The report stated that there are several defense failures, as the early warning systems that the US Electronic Command and the US Agency for National Security planted within foreign networks to detect potential attacks failed in this case.

In addition, it appears likely that the US government's interest in protecting the November elections from foreign hackers may have taken the resources and focus away from the software supply chain.

Carrying out the attack from within the United States also appears to have allowed the hackers to evade detection from the Department of Homeland Security and take advantage of legal restrictions against domestic espionage.

Microsoft said earlier this week that it had discovered that its systems had been compromised beyond the mere presence of malicious code from SolarWinds.

According to the software giant, hackers were able to see the source code located in a number of code repositories, but the hacked account granting access did not have permission to modify any code or systems.

Microsoft said: It found no evidence of access to production services or customer data, and there were no indications that its systems had been used to attack others.

And the breach site itself may have played a role as well, as investigators try to determine that the breach was the result of a breach in SolarWinds' offices in Eastern European countries, such as: Belarus, the Czech Republic and Poland.
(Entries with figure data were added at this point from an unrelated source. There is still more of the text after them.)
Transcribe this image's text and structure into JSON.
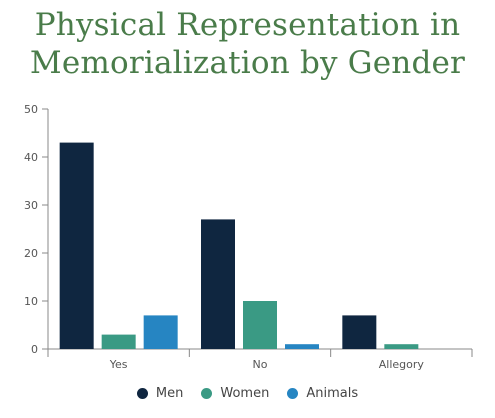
{
  "chart_data": {
    "type": "bar",
    "title_lines": [
      "Physical Representation in",
      "Memorialization by Gender"
    ],
    "categories": [
      "Yes",
      "No",
      "Allegory"
    ],
    "series": [
      {
        "name": "Men",
        "color": "#0f2640",
        "values": [
          43,
          27,
          7
        ]
      },
      {
        "name": "Women",
        "color": "#3a9a84",
        "values": [
          3,
          10,
          1
        ]
      },
      {
        "name": "Animals",
        "color": "#2685c2",
        "values": [
          7,
          1,
          0
        ]
      }
    ],
    "ylim": [
      0,
      50
    ],
    "yticks": [
      0,
      10,
      20,
      30,
      40,
      50
    ],
    "grid": false,
    "legend_position": "bottom-center",
    "xlabel": "",
    "ylabel": ""
  }
}
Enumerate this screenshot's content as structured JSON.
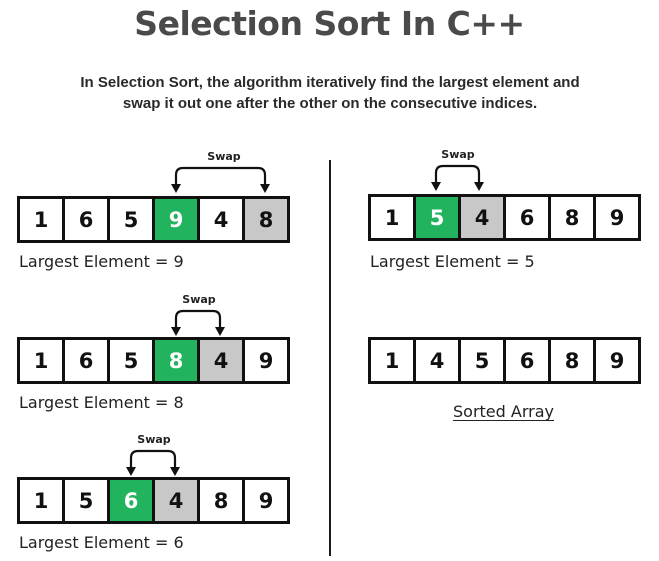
{
  "title": "Selection Sort In C++",
  "description": {
    "line1": "In Selection Sort, the algorithm iteratively find the largest element and",
    "line2": "swap it out one after the other on the consecutive indices."
  },
  "swap_label": "Swap",
  "colors": {
    "highlight_largest": "#22b35e",
    "highlight_swap_target": "#c8c8c8",
    "title": "#4a4a4a",
    "border": "#111111"
  },
  "steps": [
    {
      "values": [
        "1",
        "6",
        "5",
        "9",
        "4",
        "8"
      ],
      "largest_index": 3,
      "swap_index": 5,
      "caption": "Largest Element = 9"
    },
    {
      "values": [
        "1",
        "6",
        "5",
        "8",
        "4",
        "9"
      ],
      "largest_index": 3,
      "swap_index": 4,
      "caption": "Largest Element = 8"
    },
    {
      "values": [
        "1",
        "5",
        "6",
        "4",
        "8",
        "9"
      ],
      "largest_index": 2,
      "swap_index": 3,
      "caption": "Largest Element = 6"
    },
    {
      "values": [
        "1",
        "5",
        "4",
        "6",
        "8",
        "9"
      ],
      "largest_index": 1,
      "swap_index": 2,
      "caption": "Largest Element = 5"
    },
    {
      "values": [
        "1",
        "4",
        "5",
        "6",
        "8",
        "9"
      ],
      "largest_index": null,
      "swap_index": null,
      "caption": "Sorted Array"
    }
  ]
}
Engineers there would have broad access to the hacked Orion network program, and Russia will be more familiar with the region.

The report claims that SolarWinds has been slow to address security, ignoring calls from Counselor (Ian Trump) Ian Trump for more proactive internal safeguards.

Senator (Mark Warner) Mark Warner, a senior member of the Senate Intelligence Committee, told The Times: The breakthrough sounded much worse than he initially feared.

He added: The size of the SolarWinds penetration associated with Russia is expanding, and it is clear that the United States government has misidentified the size of the penetration from the start.

The full extent of the damage appears uncertain at this time, and it may take months or more before it becomes clear how the breach happened, and most importantly, how much damage was done.